Campus : Amritapuri
School : School of Engineering
Department : Computer Science
Year : 2007
Abstract : Sequences are well defined mathematical objects which include strings, permutations, and vectors. In this thesis, a “sequence” refers to an object which is either a string over a finite alphabet or a permutation. The measure of similarity among sequences is of fundamental importance. Given an operation, distance is a metric that measures similarity. That is, the fewer the number of operations required to transform one sequence to another, the greater the similarity.Several types of operations and their associated distances have been studied on permutations and strings.
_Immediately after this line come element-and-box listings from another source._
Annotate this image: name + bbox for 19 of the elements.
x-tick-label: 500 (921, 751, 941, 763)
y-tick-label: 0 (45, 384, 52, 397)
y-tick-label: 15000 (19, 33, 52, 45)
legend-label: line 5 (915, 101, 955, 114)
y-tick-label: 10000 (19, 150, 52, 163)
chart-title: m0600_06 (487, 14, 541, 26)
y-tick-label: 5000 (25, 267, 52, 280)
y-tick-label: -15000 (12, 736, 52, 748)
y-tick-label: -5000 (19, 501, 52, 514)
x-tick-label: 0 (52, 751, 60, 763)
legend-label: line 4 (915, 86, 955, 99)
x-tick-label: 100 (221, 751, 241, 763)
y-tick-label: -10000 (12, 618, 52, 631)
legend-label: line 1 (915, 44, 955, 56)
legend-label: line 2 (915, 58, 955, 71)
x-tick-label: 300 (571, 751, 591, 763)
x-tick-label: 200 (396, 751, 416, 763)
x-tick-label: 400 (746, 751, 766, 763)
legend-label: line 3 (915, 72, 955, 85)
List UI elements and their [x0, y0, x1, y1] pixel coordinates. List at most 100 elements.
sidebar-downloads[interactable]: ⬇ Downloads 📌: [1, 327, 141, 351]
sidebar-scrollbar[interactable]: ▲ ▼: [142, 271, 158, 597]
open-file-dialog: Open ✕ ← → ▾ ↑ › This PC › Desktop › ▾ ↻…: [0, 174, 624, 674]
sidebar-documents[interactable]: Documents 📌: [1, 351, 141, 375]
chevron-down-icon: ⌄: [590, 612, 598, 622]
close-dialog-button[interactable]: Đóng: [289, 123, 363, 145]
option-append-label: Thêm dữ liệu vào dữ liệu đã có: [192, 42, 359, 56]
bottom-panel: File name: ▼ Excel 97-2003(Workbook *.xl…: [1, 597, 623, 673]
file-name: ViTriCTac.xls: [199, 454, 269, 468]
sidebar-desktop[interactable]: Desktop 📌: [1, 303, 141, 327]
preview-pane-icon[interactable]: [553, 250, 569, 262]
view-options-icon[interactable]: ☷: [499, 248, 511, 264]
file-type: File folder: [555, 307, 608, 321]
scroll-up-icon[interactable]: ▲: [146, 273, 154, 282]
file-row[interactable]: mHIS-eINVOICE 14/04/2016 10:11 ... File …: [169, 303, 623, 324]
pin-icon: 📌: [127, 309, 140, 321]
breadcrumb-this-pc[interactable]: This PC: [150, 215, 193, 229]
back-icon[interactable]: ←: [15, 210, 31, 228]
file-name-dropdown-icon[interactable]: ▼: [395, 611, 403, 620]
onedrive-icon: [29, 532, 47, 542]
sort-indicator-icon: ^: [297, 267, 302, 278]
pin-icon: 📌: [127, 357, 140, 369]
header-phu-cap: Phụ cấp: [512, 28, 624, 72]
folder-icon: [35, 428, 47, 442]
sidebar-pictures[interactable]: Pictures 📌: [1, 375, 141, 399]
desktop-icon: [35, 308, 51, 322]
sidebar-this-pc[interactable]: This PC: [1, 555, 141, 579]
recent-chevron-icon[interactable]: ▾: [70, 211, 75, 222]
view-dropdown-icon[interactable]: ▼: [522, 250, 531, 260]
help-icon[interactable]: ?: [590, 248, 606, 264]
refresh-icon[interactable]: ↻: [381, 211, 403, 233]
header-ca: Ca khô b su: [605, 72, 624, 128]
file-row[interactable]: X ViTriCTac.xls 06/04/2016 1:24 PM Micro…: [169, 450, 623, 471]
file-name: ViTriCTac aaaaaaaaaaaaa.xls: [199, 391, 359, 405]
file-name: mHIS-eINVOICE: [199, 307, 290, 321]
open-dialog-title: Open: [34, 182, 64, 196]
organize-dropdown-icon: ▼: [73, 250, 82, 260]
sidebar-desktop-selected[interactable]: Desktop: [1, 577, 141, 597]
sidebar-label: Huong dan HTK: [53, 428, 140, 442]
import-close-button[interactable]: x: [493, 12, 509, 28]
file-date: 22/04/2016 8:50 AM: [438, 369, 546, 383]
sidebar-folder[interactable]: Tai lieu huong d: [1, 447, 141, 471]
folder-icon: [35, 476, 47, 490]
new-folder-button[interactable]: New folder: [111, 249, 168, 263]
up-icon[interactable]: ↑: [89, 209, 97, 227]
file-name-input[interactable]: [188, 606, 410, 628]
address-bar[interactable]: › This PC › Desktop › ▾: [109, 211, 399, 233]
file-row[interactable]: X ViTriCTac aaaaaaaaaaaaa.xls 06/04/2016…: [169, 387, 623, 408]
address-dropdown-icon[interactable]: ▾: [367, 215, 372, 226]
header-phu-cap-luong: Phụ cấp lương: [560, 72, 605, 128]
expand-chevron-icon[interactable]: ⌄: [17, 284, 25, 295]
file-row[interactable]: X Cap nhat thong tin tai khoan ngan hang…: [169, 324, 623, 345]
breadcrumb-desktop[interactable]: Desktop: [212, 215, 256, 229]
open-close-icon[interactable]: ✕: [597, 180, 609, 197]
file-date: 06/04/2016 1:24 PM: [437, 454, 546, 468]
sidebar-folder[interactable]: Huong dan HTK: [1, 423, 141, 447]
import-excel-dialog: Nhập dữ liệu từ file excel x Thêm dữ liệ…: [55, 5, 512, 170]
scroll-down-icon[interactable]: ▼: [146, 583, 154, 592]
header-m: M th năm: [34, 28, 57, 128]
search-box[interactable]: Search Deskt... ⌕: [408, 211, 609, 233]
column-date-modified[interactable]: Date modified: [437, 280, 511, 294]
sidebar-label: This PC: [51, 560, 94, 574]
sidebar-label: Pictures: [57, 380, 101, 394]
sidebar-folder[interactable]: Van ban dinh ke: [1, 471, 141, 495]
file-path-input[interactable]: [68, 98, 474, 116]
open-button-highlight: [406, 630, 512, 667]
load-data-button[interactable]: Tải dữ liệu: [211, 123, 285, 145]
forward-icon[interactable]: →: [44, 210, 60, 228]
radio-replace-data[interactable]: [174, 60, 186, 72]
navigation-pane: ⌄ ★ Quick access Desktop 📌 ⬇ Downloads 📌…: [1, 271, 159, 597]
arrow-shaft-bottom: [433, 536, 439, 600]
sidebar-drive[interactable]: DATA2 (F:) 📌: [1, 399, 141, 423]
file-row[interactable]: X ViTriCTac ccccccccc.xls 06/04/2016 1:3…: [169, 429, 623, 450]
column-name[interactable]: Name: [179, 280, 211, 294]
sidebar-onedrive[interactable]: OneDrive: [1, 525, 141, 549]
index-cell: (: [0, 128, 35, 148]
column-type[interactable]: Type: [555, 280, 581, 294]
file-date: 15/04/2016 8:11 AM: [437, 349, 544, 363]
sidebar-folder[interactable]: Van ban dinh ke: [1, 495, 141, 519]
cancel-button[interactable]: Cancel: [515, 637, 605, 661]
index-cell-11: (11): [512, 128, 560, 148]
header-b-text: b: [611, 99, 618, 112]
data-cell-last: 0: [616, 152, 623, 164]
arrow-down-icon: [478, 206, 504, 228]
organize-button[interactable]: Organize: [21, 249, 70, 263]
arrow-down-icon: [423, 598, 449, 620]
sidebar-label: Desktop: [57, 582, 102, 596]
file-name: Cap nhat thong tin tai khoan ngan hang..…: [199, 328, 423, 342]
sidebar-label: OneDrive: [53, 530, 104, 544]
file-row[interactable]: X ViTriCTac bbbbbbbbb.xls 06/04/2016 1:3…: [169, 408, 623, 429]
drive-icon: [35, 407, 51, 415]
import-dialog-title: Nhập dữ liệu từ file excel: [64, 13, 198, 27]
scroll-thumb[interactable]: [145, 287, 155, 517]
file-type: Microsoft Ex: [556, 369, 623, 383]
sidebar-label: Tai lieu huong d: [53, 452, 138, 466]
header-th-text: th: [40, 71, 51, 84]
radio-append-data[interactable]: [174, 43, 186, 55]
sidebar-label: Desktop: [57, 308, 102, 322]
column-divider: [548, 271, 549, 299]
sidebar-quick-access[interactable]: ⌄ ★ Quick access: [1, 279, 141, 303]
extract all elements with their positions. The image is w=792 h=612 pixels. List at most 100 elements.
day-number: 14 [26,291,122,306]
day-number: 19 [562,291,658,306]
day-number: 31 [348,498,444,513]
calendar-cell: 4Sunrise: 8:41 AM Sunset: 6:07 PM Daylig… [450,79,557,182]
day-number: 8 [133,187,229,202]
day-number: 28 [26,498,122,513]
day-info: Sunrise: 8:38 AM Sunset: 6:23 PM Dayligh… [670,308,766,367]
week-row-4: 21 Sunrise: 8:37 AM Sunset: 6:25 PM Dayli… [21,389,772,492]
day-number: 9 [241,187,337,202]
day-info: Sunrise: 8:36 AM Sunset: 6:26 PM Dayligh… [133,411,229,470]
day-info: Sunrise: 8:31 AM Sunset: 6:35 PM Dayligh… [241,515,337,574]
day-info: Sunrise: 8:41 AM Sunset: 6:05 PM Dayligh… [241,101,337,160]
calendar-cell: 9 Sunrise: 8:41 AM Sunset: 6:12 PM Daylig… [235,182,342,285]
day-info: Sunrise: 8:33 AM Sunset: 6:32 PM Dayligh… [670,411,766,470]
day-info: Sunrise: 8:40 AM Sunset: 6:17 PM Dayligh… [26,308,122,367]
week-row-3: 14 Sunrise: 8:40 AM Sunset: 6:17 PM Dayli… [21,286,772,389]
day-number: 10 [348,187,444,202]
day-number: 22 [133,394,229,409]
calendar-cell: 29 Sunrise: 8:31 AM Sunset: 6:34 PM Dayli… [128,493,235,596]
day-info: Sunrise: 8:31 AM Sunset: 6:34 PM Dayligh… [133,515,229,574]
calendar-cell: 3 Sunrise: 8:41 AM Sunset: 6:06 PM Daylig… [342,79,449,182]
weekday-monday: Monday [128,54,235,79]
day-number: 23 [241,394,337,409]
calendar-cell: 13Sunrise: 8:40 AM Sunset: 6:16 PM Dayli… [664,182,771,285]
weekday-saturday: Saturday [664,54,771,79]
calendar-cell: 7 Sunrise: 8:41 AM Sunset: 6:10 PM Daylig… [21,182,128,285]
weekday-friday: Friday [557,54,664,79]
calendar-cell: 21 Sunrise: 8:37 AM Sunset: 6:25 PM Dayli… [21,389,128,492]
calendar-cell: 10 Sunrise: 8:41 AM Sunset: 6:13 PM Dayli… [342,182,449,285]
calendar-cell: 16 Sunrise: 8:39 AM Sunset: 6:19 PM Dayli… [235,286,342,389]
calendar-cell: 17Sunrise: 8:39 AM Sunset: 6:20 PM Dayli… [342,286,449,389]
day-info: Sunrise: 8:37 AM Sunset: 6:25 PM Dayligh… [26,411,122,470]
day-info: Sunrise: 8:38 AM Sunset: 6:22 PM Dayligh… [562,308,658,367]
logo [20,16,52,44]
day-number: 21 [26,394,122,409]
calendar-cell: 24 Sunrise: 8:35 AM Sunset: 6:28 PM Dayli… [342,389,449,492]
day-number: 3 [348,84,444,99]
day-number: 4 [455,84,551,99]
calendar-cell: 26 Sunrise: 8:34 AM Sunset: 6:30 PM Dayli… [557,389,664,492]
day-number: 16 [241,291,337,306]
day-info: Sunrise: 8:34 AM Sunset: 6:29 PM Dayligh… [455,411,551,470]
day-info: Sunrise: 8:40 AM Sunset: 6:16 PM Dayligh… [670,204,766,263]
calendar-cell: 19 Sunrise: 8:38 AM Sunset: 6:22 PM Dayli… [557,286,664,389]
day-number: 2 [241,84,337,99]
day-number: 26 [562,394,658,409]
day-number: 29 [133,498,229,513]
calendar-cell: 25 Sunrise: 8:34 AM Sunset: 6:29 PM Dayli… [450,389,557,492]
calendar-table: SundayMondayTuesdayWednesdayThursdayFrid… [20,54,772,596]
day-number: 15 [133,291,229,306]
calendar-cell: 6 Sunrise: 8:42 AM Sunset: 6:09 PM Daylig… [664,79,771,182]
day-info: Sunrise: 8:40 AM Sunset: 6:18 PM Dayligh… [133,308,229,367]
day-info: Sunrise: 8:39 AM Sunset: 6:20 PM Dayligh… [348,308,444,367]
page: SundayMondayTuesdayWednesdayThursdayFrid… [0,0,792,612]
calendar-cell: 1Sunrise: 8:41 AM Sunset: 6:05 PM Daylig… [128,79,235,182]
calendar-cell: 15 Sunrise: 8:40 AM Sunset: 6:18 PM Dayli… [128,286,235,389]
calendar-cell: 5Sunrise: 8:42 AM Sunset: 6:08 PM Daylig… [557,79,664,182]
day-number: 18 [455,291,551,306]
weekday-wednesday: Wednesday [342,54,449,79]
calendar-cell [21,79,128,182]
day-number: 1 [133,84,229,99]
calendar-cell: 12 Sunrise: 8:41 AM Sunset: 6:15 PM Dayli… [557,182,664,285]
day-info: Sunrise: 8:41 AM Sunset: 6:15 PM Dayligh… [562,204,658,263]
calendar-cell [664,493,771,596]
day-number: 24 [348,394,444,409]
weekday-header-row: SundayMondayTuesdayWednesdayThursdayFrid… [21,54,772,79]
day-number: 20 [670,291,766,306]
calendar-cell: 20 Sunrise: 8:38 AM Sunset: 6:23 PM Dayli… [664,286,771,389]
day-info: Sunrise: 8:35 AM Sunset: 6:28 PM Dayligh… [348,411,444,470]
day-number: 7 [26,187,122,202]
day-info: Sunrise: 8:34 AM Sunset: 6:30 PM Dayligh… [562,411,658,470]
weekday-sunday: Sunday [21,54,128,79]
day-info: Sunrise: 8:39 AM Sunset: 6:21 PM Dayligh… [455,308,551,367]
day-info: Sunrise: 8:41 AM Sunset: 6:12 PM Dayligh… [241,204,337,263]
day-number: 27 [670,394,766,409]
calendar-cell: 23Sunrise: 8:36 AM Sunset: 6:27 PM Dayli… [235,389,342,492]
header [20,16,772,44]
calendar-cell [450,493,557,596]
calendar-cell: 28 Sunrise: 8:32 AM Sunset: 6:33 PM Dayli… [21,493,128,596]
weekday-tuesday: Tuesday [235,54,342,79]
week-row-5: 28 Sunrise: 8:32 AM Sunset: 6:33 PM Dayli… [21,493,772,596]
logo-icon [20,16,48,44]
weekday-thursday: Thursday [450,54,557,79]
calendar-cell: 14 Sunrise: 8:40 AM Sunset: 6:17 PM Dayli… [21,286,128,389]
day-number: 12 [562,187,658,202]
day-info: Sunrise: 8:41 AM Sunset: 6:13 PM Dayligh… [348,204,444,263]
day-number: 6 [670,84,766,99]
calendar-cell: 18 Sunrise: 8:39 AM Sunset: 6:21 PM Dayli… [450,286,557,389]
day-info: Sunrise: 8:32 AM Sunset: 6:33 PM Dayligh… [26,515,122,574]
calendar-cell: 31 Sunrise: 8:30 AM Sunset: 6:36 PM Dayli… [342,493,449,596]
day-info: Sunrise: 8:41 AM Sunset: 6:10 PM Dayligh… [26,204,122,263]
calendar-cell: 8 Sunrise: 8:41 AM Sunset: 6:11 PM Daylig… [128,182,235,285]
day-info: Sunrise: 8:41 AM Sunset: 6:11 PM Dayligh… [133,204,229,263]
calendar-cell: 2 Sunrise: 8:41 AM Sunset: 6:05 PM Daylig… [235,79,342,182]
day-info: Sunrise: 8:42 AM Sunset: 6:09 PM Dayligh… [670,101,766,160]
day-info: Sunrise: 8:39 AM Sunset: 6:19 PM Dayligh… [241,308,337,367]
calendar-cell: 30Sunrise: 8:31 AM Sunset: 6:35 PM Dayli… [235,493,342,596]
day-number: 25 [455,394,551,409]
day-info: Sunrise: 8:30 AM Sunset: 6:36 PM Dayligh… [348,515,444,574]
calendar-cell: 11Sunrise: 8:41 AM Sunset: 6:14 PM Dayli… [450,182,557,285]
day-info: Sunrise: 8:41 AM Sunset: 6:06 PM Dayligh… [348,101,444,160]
This thesis studies: (a) prefix transpositions and prefix reversals, as well as reversals of length 2 and the associated distance calculations on strings, (b) the prefix transposition operation on permutations and (c) the computational complexity of corresponding problems. For the operations mentioned above, upper and lower bounds, complexity results, and approximation strategies are given.Specifically, it is shown for prefix transpositions on strings that one can transform a string into a compatible string in at most n−α moves, where α is the frequency of occurrence of the most frequent symbol and the problem of finding the exact prefix transposition distance is NP-complete. For prefix transpositions on permutations of length n, it is shown that 2 n/3 is a lower bound and n−log8( n) is an upper bound.A proof of NP-completeness is shown for prefix reversal distance on strings, cut-and-paste move distance on strings, and simultaneous prefix reversal and prefix transposition distance on strings. In addition, it is shown that one can compute the number of reversals of length 2 to transform a given string S into a compatible string T over a k symbol alphabet in O( n·k) time.